A stocky little Bavarian opened the door.
‘What do you want?’ he growled. When he saw Palfrey, he straightened up and saluted. ‘Good afternoon, Herr Hauptmann!’
‘I come to interrogate Erik Erikson,’ said Palfrey. ‘I am in a hurry.’
‘Yes, Herr Haptmann.’ The man stepped aside, Palfrey, Brian and Conroy followed, Holler was dismissed. ‘He is about to be exercised with Ohlson, but it can be delayed.’ He glanced away from Palfrey to a small, tidy desk in a small room; Palfrey knew that he was looking at the telephone, an old-fashioned candlestick type.
‘Here are my papers of authority,’ said Palfrey.
The man looked at them, and Palfrey snapped: ‘Take them, you cannot read them like that!’
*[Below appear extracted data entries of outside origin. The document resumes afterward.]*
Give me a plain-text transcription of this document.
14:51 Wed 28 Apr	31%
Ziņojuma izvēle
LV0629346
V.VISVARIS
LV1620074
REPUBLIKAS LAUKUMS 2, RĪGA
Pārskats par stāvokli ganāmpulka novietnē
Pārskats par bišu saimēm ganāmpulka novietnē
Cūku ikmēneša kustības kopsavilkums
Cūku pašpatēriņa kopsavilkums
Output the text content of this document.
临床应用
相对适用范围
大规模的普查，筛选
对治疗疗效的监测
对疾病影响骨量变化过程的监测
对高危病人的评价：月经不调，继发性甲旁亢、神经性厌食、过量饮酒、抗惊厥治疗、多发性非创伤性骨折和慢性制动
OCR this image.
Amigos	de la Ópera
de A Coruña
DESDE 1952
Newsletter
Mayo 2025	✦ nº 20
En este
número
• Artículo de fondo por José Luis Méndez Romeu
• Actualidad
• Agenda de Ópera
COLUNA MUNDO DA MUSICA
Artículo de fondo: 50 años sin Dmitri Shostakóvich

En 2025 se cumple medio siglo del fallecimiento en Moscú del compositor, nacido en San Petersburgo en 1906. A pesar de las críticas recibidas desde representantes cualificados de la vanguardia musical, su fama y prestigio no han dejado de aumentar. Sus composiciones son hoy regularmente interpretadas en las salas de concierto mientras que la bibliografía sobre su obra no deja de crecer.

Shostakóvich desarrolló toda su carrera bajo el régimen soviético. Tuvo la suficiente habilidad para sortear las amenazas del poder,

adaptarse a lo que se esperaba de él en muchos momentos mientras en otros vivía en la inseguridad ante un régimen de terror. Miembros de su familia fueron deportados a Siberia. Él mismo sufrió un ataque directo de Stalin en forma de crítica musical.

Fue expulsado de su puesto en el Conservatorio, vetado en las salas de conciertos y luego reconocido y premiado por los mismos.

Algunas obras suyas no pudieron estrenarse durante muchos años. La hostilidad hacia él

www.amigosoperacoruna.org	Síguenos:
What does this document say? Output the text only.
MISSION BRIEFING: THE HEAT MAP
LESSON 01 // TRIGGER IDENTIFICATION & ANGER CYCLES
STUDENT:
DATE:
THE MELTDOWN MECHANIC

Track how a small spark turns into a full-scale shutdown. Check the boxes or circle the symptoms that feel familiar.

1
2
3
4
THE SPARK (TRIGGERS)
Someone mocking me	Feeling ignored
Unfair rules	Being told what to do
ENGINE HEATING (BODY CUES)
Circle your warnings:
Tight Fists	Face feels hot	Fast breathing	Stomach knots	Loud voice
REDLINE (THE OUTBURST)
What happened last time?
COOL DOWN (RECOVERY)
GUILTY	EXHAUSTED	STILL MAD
The sergeant obeyed and opened the card; inside were two silver fifty-kroner pieces. There was no expression on the man’s face but he became suave and obliging.
‘Thank you, Herr Hauptmann, they are quite in order. You will please say if you wish to see them in their room or in the yard. Whichever you wish, Herr Hauptmann, although my instructions have been that they should be exercised at three-thirty.’ He talked as if the men were dogs. ‘But just as you desire.’
‘It is a fine day,’ said Palfrey. ‘The yard will suit me.’
‘Thank you, Herr Hauptmann.’ The sergeant turned and with remarkable dexterity slipped the two silver pieces into his pocket. Then he stepped to another door and opened it.
The room beyond was a large one.
There were two desks and a small laboratory bench fitted in it. On a table by the biggest window Palfrey had seen in Copenhagen, were dozens of small bottles and what looked like squares of butter or margarine and lard. Some of the bottles were filled with a bluish-white substance not unlike watered milk. By the further door, which was locked, stood a corporal, staring at the newcomers without expression. The door dwarfed him; it was a mammoth one, the ceiling of the room was lost in its own height. There were intricate carvings on the ceiling, the door and the window-frames and a faded tapestry hung on one wall.
Palfrey took it all in at a glance, then paid attention to the other two men.
He did not know which was Erikson and which Ohlson but guessed that the tall, gaunt one with a completely bald, egg-shaped head, was Erikson; he looked much more the professor type. He was standing by the bench, his hands empty, and looking at the visitors dully. By his side was a short, rotund man – yet despite the fact that in comparison with the taller one, he looked fat, actually his clothes sagged loosely about him and there were bags of skin under his chin. At one time, obviously, he had been very fat.
Neither of them spoke.
The shorter man’s eyes were a curious, lively blue, at variance with his set expression. The taller man looked at Palfrey from beneath narrowed lids. His face was so thin that the bones stuck out and the flesh of his cheeks fell in; he was like a living skeleton of a man.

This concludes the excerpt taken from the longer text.